Ma Wu a dit : « Regarde-toi, tu ne sais même pas boire ou manger correctement, mais il est important pour les filles de garder la ligne. »

Yingying répondit poliment : « Hehe, nous autres étudiants ne faisons pas beaucoup d'exercice, donc nous mangeons moins. Je suis désolée de vous avoir dérangé, chef de section Ma, et de vous avoir fait dépenser de l'argent pour cela aujourd'hui, mais je vais payer. »

Ma Wu rota bruyamment, exhalant une forte odeur d'alcool. Il ne refusa pas et dit : « Les relations sociales sont un art. La pression au travail est forte, il n'y a pas d'autre moyen de se détendre, parfois il n'y a que l'alcool pour noyer son chagrin. Comprendre les rouages du monde est une compétence, et maîtriser les relations humaines est un art. C'est une aptitude. La capacité à bien communiquer détermine votre destin. Yingying, n'est-ce pas ? »

En entendant cela, Yingying a déclaré : « La société est une formidable école. Je suis ignorante et je ne comprends pas beaucoup de choses. J'espère que le chef de section Ma pourra m'en apprendre davantage. »

« Ce sont des règles tacites, des choses que tout le monde sait mais que personne ne peut exprimer ouvertement. Tout dépend de votre interprétation. Que diriez-vous d'aller dans une autre pièce et de demander au personnel de ranger ? »

Yingying a répondu : « D'accord. »

Ma Wu, portant une mallette, conduisit Yingying jusqu'au serveur et lui murmura quelques mots.

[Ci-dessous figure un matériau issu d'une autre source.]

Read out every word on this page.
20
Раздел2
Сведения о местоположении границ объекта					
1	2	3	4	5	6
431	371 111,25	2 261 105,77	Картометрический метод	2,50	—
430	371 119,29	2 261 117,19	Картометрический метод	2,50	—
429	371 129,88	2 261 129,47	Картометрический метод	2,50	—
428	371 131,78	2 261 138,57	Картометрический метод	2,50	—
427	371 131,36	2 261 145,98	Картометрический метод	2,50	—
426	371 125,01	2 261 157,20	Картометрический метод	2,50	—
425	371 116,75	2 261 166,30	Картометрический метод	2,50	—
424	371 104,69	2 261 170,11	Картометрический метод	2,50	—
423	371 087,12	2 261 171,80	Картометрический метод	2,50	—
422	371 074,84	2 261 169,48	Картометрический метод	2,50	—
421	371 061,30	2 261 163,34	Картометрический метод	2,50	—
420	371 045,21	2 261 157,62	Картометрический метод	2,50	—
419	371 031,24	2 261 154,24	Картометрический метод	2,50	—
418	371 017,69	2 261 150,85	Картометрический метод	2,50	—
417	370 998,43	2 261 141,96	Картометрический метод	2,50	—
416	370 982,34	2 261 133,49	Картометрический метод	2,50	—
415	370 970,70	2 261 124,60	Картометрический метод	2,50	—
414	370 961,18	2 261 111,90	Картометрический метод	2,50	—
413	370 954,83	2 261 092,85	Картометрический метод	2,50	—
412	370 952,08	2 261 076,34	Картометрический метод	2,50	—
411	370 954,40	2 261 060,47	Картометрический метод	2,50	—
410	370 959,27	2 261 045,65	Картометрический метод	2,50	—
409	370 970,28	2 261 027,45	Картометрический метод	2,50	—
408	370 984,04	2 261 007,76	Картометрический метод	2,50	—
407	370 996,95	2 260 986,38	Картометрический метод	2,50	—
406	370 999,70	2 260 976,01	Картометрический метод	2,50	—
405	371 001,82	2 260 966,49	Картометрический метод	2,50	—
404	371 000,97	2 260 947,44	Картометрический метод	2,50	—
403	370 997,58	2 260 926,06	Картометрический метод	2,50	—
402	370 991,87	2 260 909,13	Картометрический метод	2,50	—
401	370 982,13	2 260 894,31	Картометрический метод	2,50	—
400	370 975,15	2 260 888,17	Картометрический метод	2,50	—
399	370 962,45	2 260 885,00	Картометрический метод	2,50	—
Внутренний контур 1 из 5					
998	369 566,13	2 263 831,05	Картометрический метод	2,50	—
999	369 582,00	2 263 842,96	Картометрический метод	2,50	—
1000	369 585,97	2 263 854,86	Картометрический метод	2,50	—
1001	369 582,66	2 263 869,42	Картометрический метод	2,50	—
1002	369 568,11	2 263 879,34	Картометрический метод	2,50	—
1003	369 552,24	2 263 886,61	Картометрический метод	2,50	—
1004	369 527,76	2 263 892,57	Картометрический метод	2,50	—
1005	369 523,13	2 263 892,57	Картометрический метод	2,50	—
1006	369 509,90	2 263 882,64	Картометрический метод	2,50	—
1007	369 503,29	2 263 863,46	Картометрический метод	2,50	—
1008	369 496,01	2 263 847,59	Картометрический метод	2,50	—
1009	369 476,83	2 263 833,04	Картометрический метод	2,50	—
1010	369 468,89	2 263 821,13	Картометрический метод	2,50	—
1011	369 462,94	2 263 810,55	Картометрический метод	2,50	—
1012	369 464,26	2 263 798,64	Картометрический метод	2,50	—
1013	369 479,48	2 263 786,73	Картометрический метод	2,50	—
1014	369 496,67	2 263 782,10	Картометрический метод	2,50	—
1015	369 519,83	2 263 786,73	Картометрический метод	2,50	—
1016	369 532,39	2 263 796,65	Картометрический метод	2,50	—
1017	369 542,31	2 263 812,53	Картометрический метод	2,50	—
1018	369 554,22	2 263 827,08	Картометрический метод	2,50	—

Le serveur ouvrit une nouvelle salle, la 204.

En entrant dans la pièce, Yingying aperçut un long canapé, un bureau et un lit double dans la pénombre. Au-dessus du lit était accroché au mur un tableau représentant une femme nue.

Immédiatement, je me suis crispée et ma main s'est instinctivement glissée dans ma poche, serrant fermement mon téléphone.

Il demanda, perplexe : « La lumière est trop faible, comment puis-je lire ce qui est écrit sur le document ? » Il chercha ensuite l'interrupteur mural.

Ma Wu accrocha une pancarte, verrouilla la porte de l'intérieur et s'approcha de Yingying.

"hé-hé…"

Il a dit de manière obscène : « Ne l'ouvrez pas. C'est très bien comme ça. C'est plus poétique de regarder les fleurs à travers la brume. »

Yingying devint très alerte, sentant que l'atmosphère devenait de plus en plus étrange...

(Fin de ce chapitre)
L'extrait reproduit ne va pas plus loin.